Lightroom 1, Aperture 0
A Chinese proverb states "One foot cannot stand on two boats." Apple tried this for some time with Aperture, their professional photography workflow app, and with iPhoto, their simple viewer and editor. In my opinion, they did neither very well. I never understood why you have to bloat your hard drive with duplicates of photos (iPhoto). And Aperture never really was able to compare with Adobe's Lightroom - an amazing app that began as a kind of "let's see what we can do" project conjured by the company's in-house photographers that sat in Adobe's think tank until the day Apple announced Aperture. Today, Apple announced the end of Aperture, as we know it. Both Aperture and iPhoto will be replaced with one app aimed at the middle ground. This may indeed be an admission of failure but it may just as well represent an astute awareness of the direction that photography has taken in the past several years: technologies that were formerly available only to professionals willing to wield medium format cameras on fixed tripods (scene shift to Ansel Adams in Yosemite) who were willing to spend hours in the darkroom dodging and burning, are now miniaturized into pocketable consumer cameras highlighted by the surge of the new mirror-less camera format. Many of these features can even be found on common smart phones.
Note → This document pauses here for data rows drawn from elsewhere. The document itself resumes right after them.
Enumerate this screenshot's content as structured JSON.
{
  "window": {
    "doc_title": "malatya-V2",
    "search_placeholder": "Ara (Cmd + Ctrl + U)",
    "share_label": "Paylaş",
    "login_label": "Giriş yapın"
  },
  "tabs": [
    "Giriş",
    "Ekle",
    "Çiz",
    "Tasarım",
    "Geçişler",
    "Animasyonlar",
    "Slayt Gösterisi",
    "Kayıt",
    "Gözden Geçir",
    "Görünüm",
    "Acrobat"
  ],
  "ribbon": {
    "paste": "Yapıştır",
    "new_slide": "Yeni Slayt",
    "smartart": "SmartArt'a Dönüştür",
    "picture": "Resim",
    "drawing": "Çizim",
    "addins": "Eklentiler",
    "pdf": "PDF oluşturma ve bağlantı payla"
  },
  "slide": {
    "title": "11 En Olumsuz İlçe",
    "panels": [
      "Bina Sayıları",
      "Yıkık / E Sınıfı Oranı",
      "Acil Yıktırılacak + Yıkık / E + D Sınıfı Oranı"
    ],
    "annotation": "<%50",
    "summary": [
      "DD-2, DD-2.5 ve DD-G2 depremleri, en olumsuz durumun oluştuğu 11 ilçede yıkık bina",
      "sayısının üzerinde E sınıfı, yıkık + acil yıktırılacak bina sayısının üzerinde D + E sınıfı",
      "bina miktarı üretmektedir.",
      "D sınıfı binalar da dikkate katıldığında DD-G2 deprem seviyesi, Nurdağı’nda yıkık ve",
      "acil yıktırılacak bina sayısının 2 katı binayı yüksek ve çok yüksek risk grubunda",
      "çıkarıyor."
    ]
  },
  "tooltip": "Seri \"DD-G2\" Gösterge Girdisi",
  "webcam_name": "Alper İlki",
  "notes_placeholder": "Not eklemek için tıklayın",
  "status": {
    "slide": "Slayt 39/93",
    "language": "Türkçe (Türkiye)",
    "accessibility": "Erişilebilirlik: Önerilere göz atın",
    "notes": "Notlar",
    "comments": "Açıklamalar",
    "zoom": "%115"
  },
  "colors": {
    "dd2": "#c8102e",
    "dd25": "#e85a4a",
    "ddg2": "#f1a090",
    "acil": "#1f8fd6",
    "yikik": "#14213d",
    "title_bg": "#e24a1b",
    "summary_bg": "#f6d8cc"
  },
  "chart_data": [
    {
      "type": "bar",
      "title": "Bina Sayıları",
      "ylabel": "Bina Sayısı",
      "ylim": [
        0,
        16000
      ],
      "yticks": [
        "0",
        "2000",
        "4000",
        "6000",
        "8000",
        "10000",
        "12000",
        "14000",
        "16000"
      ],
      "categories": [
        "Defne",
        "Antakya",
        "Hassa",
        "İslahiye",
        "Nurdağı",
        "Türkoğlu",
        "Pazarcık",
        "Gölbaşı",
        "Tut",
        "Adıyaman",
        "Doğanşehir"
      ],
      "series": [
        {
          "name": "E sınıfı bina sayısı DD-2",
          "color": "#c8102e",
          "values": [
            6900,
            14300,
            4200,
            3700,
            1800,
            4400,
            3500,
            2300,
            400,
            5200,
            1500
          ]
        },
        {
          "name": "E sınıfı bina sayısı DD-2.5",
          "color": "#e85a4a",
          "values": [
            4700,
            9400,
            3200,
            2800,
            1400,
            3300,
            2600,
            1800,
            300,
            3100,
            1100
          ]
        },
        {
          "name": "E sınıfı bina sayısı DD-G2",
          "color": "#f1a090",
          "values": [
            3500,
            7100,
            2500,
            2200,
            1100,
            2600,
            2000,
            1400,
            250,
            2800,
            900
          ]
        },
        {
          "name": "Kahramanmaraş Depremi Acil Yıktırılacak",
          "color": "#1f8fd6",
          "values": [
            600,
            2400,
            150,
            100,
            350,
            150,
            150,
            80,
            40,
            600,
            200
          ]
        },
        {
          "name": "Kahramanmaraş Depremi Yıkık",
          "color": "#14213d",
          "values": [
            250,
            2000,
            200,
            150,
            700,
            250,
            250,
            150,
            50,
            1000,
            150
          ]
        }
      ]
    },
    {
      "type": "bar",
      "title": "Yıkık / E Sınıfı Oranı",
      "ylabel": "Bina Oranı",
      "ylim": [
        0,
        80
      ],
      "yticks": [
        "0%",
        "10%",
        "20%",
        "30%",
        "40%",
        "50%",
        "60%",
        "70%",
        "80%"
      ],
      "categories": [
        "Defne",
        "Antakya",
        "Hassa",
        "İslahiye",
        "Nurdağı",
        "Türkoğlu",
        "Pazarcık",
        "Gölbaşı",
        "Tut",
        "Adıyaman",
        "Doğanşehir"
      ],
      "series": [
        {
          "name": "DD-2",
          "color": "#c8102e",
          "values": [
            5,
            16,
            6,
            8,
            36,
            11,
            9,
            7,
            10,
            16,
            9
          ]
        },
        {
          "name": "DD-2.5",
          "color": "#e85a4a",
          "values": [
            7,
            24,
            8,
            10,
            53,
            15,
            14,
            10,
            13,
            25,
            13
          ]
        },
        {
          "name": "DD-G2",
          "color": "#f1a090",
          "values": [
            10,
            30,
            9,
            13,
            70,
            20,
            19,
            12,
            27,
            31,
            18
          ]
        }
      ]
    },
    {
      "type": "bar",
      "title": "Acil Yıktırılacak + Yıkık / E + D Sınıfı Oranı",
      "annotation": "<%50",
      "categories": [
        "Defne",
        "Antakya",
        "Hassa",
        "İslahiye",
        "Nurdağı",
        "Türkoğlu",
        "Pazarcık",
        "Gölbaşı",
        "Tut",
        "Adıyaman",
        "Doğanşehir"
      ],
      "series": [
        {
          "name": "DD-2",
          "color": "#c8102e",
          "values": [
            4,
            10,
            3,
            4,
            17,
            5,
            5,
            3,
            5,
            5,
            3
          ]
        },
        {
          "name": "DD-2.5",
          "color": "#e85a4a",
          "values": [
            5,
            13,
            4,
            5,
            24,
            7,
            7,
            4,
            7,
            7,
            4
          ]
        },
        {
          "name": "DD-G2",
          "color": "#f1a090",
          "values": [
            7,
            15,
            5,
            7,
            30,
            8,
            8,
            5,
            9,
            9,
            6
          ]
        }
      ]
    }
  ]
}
Is Apple making the right decision?
"I'm a bit surprised that this announcement is taking ANYONE by surprise. My surprise is that it took Apple this long to kill Aperture. Making some of Aperture's functionality more accessible (as Photos) will serve more consumers and in the long run, make Apple more money."
Maybe. In the meantime, the rest of us have Lightroom. And Adobe does not appear to be standing still. They recently launched an iPad version that manages to dumb down an incredibly complex workflow program into a simple photo viewer and editor, while keeping the advanced features that pro's would expect - all synchronized seamlessly from their Lightroom catalogs on their computers, directly to the iPad.
Pretty nifty stuff. I like where this is all headed.*
* But so do others. Currently, over 5 million new photos are posted to the internet each day, more than any individual could view in an entire lifetime. Better hone up on the basics of composition!